Checking into a hotel was out of the question, so what should she do next? Feeling the panic rising, she pulled over and switched off the car. With a few deep breaths she tried to rein in her panic while she tried to figure out what she was going to do.


Her parents were closest, but her father had a heart condition and being woken up in the middle of the night wouldn’t be good for him. She checked the time on the dashboard of her car. It was three in the morning. 


She could go to a friend, but the thought of explaining why she had left Charlie in the middle of the night was something she wasn’t ready for yet. That didn’t leave her with a lot of options. She glanced up at the street name. It reminded her of a friend.


Myles Shaw. He lived nearby. Granted, she hadn’t seen him in a while and wasn’t sure how he would react to her waking him up in the early hours of the morning, but she had no other options.

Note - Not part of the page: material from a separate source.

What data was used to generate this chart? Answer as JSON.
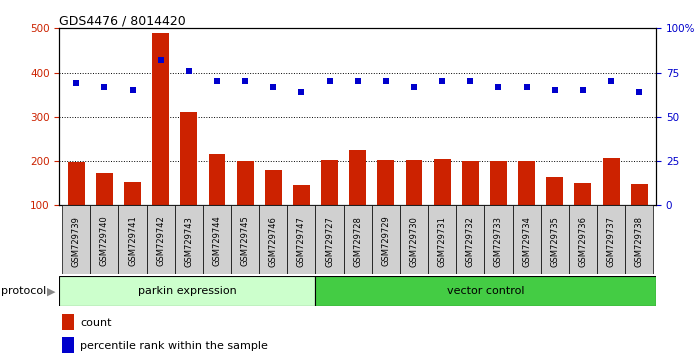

It had been a year since they had last talked, and it had been a quick and awkward conversation. Even thinking about him brought a heaviness that weighed on her shoulders. They had been so close once, but that had been before everything had changed. 


One night had altered her and all those she had held so close. Just sitting in her car and staring into the distance, she remembered the first time she had stood outside the front door to his house. She had been fourteen and had just moved into the area. 


It was difficult to think back to that time without the shortness of breath of intense emotion clogging her throat. She pushed all thoughts of her past out of her mind so she could concentrate on what she was going to do now.


Myles. She started the car and made the short journey to his house while she wrestled with the thought of how he would react. It didn’t help that when she pulled up on the sidewalk beside his place, there was a car parked in the driveway. It was the first time it occurred to her that he might have a girlfriend living with him. 


She considered sleeping in the car but her fear for her safety made her discard the idea. Besides, she was tired and emotional. With her plan in motion, she needed sleep to be able to handle the fallout from her actions. 


She got out of the car, taking her purse with her, and slammed the door shut. The porch light was on. She hadn’t been back in this house for a while, but it was so familiar it was ingrained in her memories. Before, it had always been welcoming, but now it wasn’t. It was a reminder of what had been lost.